Gilmore Girls: Intelligent Television

Note: I originally published this post on The Sparrow Tree Square Blog on June 28, 2011. It is one of a handful of Sparrow Tree Square posts that I'm moving over here, where they better fit.

Promotional Image by Warner Brothers via Wikipedia
I first paid a visit to Stars Hollow, CT (the fictional setting of the television show Gilmore Girls) in the summer of 2009, two years after Gilmore Girls had gone off the air. It was eleven o'clock in the morning and I was trying to distract myself from being nervous about my upcoming orientation at Villanova University, so I turned the television on and searched for something to watch while I worked on a knitting project. I wasn't used to watching television during the day, so I didn't have much success in finding a show that I was familiar with.

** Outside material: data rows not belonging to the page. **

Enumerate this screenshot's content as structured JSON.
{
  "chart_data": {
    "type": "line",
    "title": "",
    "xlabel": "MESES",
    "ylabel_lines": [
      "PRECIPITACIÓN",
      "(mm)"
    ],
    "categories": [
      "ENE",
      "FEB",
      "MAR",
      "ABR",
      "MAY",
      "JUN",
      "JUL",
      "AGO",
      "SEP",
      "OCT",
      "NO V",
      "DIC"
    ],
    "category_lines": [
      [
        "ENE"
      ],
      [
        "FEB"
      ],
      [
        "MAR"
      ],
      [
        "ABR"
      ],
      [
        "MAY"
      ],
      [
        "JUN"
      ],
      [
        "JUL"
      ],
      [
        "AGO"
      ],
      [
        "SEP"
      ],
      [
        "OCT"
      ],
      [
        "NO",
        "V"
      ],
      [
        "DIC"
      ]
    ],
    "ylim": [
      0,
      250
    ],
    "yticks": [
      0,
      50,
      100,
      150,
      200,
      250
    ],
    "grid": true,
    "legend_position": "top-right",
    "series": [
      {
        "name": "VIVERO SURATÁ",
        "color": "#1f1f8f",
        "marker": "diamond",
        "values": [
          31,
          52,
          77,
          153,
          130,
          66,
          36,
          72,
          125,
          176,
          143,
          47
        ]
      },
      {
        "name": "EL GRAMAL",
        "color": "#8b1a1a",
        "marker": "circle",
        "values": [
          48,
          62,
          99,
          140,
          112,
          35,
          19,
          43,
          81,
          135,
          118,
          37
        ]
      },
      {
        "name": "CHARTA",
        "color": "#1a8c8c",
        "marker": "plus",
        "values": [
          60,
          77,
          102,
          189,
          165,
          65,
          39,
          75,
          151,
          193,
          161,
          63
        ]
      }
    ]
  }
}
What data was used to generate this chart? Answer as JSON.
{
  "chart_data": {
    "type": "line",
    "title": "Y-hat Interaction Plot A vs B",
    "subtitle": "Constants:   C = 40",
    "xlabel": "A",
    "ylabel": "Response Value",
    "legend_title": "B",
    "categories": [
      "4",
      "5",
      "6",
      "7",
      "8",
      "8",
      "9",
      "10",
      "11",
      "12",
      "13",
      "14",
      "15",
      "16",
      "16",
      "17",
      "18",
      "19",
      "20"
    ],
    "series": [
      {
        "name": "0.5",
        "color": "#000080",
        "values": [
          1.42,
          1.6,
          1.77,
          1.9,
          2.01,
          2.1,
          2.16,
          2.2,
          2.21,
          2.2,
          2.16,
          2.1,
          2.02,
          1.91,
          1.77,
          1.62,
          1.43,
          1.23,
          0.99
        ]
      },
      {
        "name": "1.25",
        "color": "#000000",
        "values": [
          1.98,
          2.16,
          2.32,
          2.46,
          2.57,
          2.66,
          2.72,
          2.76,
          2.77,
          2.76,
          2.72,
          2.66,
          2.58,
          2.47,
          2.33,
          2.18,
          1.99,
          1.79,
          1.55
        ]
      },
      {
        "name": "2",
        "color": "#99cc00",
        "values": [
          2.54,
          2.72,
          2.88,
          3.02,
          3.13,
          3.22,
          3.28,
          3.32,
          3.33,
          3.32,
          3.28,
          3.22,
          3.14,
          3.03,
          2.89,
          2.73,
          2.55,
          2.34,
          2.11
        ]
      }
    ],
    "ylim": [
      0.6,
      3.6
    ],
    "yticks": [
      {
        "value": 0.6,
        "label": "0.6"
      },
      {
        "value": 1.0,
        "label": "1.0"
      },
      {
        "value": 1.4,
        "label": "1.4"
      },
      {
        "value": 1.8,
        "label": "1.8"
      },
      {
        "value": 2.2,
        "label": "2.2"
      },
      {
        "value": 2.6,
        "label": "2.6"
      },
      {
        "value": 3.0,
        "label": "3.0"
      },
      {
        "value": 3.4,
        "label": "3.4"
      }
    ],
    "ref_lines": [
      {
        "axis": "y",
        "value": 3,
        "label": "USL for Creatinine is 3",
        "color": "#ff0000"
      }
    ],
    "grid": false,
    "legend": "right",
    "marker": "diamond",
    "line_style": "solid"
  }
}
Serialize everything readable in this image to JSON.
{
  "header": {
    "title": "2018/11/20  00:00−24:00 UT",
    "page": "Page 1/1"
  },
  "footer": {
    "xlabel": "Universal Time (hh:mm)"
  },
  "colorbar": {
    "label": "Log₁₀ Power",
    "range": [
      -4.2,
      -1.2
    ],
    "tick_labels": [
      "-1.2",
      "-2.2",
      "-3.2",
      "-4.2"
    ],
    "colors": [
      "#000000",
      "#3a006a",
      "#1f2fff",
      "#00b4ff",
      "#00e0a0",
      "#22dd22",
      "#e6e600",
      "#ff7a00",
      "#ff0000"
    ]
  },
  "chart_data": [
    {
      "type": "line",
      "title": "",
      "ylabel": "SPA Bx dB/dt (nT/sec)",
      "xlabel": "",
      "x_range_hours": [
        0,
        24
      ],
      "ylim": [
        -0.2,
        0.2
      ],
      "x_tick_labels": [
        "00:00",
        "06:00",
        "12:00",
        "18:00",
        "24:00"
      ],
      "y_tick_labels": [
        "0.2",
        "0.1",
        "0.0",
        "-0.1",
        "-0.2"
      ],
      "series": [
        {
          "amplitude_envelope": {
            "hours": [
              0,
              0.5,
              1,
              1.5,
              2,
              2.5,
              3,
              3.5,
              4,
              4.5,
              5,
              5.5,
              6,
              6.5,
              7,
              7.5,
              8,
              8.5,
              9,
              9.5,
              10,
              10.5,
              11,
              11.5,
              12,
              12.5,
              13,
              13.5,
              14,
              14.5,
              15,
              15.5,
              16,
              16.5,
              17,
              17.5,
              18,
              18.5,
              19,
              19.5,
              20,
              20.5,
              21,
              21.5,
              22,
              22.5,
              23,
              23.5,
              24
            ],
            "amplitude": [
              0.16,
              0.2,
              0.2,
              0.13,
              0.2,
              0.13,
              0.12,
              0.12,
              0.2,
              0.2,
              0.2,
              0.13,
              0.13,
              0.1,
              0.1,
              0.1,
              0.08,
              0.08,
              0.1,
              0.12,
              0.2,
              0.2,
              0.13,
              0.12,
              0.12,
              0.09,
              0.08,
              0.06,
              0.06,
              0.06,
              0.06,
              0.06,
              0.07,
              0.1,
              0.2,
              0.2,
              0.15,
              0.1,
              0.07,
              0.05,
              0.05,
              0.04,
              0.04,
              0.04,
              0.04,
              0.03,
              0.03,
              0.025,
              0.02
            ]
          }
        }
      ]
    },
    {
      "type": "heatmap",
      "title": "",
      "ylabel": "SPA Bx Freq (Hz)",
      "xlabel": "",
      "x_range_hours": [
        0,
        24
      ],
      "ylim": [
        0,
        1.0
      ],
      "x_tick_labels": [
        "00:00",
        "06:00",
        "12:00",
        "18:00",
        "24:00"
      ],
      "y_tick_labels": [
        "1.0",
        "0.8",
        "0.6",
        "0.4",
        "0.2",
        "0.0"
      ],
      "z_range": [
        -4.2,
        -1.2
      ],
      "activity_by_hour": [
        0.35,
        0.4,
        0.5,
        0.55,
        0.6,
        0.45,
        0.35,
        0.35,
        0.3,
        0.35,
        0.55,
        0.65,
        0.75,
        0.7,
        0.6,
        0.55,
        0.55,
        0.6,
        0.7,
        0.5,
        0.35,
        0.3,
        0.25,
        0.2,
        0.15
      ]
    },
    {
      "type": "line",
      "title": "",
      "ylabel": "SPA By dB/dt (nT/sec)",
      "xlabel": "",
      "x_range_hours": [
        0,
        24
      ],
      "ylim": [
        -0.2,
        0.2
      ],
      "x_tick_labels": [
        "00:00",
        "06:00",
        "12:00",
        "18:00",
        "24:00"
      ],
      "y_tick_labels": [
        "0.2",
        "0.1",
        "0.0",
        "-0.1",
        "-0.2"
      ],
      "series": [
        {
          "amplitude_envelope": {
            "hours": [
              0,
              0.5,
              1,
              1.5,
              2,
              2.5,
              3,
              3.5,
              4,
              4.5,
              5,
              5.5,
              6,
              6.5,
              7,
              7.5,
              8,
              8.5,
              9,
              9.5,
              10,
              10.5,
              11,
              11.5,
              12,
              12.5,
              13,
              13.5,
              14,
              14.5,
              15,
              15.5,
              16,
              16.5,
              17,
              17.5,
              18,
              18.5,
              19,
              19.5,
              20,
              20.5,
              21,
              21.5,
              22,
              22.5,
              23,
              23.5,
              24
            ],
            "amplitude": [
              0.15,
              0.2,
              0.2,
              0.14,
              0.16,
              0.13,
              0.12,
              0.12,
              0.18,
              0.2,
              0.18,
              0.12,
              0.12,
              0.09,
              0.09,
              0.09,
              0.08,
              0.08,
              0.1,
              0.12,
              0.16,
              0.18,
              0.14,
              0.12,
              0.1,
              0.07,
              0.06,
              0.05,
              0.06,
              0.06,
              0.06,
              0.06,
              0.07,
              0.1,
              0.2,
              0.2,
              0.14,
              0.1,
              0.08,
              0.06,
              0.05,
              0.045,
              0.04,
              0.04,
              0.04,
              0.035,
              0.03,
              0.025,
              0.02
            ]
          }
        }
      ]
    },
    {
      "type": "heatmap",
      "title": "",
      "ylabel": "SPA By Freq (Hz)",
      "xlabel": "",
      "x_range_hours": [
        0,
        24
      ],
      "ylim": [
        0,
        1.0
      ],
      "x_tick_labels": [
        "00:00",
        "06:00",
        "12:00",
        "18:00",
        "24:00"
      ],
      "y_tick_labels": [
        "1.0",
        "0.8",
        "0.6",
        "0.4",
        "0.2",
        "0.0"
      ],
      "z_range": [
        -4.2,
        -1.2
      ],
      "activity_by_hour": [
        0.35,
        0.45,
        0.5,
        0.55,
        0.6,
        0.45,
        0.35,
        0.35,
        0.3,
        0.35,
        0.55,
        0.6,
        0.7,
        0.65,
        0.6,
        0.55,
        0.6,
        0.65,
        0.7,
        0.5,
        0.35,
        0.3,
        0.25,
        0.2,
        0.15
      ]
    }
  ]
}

I stumbled upon a repeat airing of Gilmore Girls on the ABC Family channel purely by chance and I was almost instantly hooked. I had heard of the show before and had a vague idea that it was a typical teen drama, but I soon discovered that Gilmore Girls is anything but typical. In fact, having recently finished watching all seven seasons I can safely say that Gilmore Girls is one of the smartest, funniest, quirkiest, and most genuine shows ever to air on television.

The show stars Alexis Bledel as the smart, studious Rory Gilmore and Lauren Graham as her mother Lorelai, the manager of a historic inn who had Rory when she was just sixteen. The early seasons of the show focus on Rory's transition from her small town high school to an elite prep school, to which Rory transfers in order to have a better chance of being admitted to Harvard University. Lorelai, meanwhile, must set aside sixteen years of estrangement from her wealthy parents in order to secure financing for Rory's education.

As the series progresses, Rory goes from high school to college and Lorelai moves from managing an inn to owning one of her own. We also see Rory and Lorelai try to balance their educational and career aspirations with their love lives, which don't always go very smoothly over the course of the series. The more serious elements of the show, however, are always evened out by Rory and Lorelai's interactions with the slightly zany residents of Stars Hollow. The town's weekly meetings and numerous special events are venues for some of the show's most humorous moments.

In both its serious and humorous storylines, Gilmore Girls never underestimates the intelligence of its audience. Each episode is packed with references to books, movies, televisions shows, celebrities, and more, and sometimes you'll have to look up a certain reference in order to get the joke. Gilmore Girls never panders to the lowest common denominator and always maintains a clever, witty tone. Just as the show's characters (Rory in particular) are unapologetically intelligent, so is the show's writing.

I think what attracted me to Gilmore Girls the most, though, is the show's unique portrayal of a mother-daughter relationship. Rory and Lorelai are best friends as well as mother and daughter, and don't have the kind of antagonistic relationship that most television shows portray as the norm for teens and their parents. I'm fortunate to have a great relationship with my mother that, in many ways, is very similar to Rory and Lorelai's. It was such a nice change to see that kind of closeness between mother and daughter when most other teen-oriented programs present parents as clueless, villainous, or just plain absent.

I recently finished watching the entirety of Gilmore Girls thanks to two DVD sets and the WB online video player. I'm sad to see the end of one of my favorite shows, but I'm also looking forward to starting the journey all over again with Season 1.